Back on the VR rollercoaster

Here you see a CINERAMA screen, from 1952.

CINERAMA was a big hit in that year. A standard film of the time would fit in the middle screen only. So you can see what an impression it must have made. I’m interested by the kind of films that bloom with any new technology. There must be a roller coaster film. It’s likely to be the very first thing that gets shot in the new (cumbersome) format.

And close behind are what we now know as a “Go Pro movies”. Sporting feats.

And aerobatics.

Once these technical demonstrations are done it’s time for a few experimental works by corporate funded artists, some stadium sports and a slowly wilting realisation that a good story works just as well on an old analogue TV, so what are you going to do? George Pal did good business with The Wonderful World of the Brothers Grimm in 1962.

Eventually the name CINERAMA became more important than the process. By the late 60’s it was a 70mm print stretched out. But the stories were better for it.

I would have liked to have seen a CINERAMA print, but standard Super Panavision was pretty cool. (My folks took me to see it soon after it came out.) This film isn’t right on analogue TV.

So instead of just going through this cycle, maybe we can think about it. What benefits can be found in the VR format? Obviously there’s interaction, but I’ll just leave that to one side for now please.

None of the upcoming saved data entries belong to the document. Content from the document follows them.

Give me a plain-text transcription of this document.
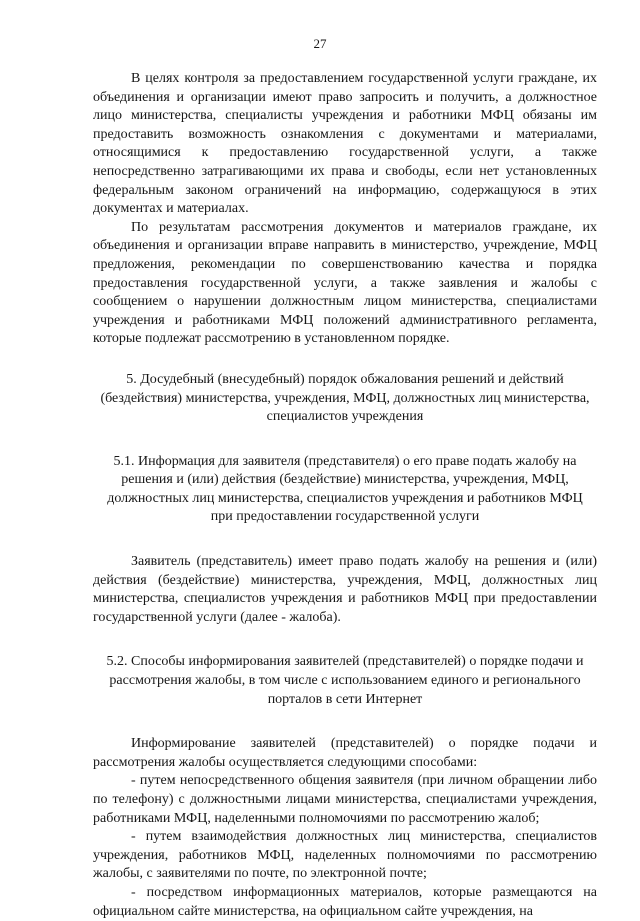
27

В целях контроля за предоставлением государственной услуги граждане, их объединения и организации имеют право запросить и получить, а должностное лицо министерства, специалисты учреждения и работники МФЦ обязаны им предоставить возможность ознакомления с документами и материалами, относящимися к предоставлению государственной услуги, а также непосредственно затрагивающими их права и свободы, если нет установленных федеральным законом ограничений на информацию, содержащуюся в этих документах и материалах.

По результатам рассмотрения документов и материалов граждане, их объединения и организации вправе направить в министерство, учреждение, МФЦ предложения, рекомендации по совершенствованию качества и порядка предоставления государственной услуги, а также заявления и жалобы с сообщением о нарушении должностным лицом министерства, специалистами учреждения и работниками МФЦ положений административного регламента, которые подлежат рассмотрению в установленном порядке.

5. Досудебный (внесудебный) порядок обжалования решений и действий (бездействия) министерства, учреждения, МФЦ, должностных лиц министерства, специалистов учреждения

5.1. Информация для заявителя (представителя) о его праве подать жалобу на решения и (или) действия (бездействие) министерства, учреждения, МФЦ, должностных лиц министерства, специалистов учреждения и работников МФЦ при предоставлении государственной услуги

Заявитель (представитель) имеет право подать жалобу на решения и (или) действия (бездействие) министерства, учреждения, МФЦ, должностных лиц министерства, специалистов учреждения и работников МФЦ при предоставлении государственной услуги (далее - жалоба).

5.2. Способы информирования заявителей (представителей) о порядке подачи и рассмотрения жалобы, в том числе с использованием единого и регионального порталов в сети Интернет

Информирование заявителей (представителей) о порядке подачи и рассмотрения жалобы осуществляется следующими способами:

- путем непосредственного общения заявителя (при личном обращении либо по телефону) с должностными лицами министерства, специалистами учреждения, работниками МФЦ, наделенными полномочиями по рассмотрению жалоб;

- путем взаимодействия должностных лиц министерства, специалистов учреждения, работников МФЦ, наделенных полномочиями по рассмотрению жалобы, с заявителями по почте, по электронной почте;

- посредством информационных материалов, которые размещаются на официальном сайте министерства, на официальном сайте учреждения, на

Consider this – no one can stand behind a spherical camera. There is no behind.
People working in VR are keen to point out that the frame is no longer there, and so the idea of composing an image in a frame is lost. So you cannot center the image, show something to one side – any of that. Edits are OK but you cannot know which direction the audience is facing. “Cut to:” is rendered useless when they could be looking at the sky for all you know.

The standard of ‘reversals’ – over the shoulder conversations – is dead. Next time you watch a film count how much of it is reversals. Then realise – that’s gone, all gone.
Nausea – it’s about the hairs in your ears that detect acceleration. Not movement – a scene in a moving train is fine – but the ease-in and ease-out motion of a standard motivated camera move. When the ears detect that you’re doing something impossible it’s time to prepare for emergencies and up comes lunch.

VR is about sound.
If this sounds as if VR is more problem that potential, and if you are a standard film maker please go elsewhere and let the experts take over. By experts I’m speaking about sound designers who have dealt with 360º for a very long time. We build realistic spatially coherent environments out of the materials of sound. We turn your head to the events you then watch. We signal that something is occupying a point, an arc, all of space. We signal that something went by, causing a Doppler. Our Foley gives substance to things in all directions.

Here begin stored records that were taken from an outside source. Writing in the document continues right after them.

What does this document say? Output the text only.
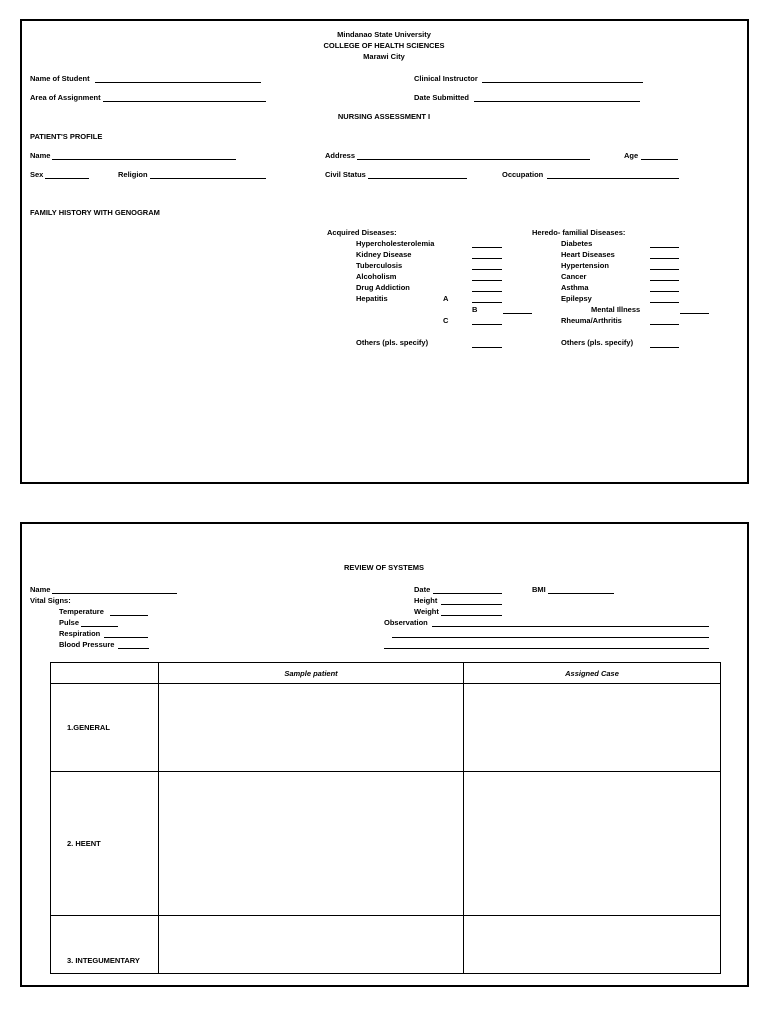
Mindanao State University
COLLEGE OF HEALTH SCIENCES
Marawi City
Name of Student	Clinical Instructor
Area of Assignment	Date Submitted
NURSING ASSESSMENT I
PATIENT'S PROFILE
Name	Address	Age
Sex	Religion	Civil Status	Occupation
FAMILY HISTORY WITH GENOGRAM
Acquired Diseases:
Hypercholesterolemia
Kidney Disease
Tuberculosis
Alcoholism
Drug Addiction
Hepatitis	A
B
C
Others (pls. specify)
Heredo- familial Diseases:
Diabetes
Heart Diseases
Hypertension
Cancer
Asthma
Epilepsy
Mental Illness
Rheuma/Arthritis
Others (pls. specify)
REVIEW OF SYSTEMS
Name
Vital Signs:
Temperature
Pulse
Respiration
Blood Pressure
Date
Height
Weight
BMI
Observation
	Sample patient	Assigned Case
1.GENERAL		
2. HEENT		
3. INTEGUMENTARY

VR demands that the old equation of vision first / sound second be turned on its head. Because you are not going to be able to navigate the worlds that you’re filming without first realising the air, the tone of the room, the placement of all the sound sources. If your set has three walls and relies on a particular orientation to work – you’re in deep shit.

But if you are a sound designer for film – don’t be smug because the game is going to get considerably harder. Get a VR helmet, learn how it works. Then start to build soundscapes that work in 360º. 5.1 won’t work any more there is no front/back. Listen to your mixes as somebody would in a room. What size room? Round? Carpeted? You are suddenly required to not only capture the air, but to construct it. I can’t tell you how we are going to do that. I can tell you that if we want to get past the demonstration films it’s going to be up to you.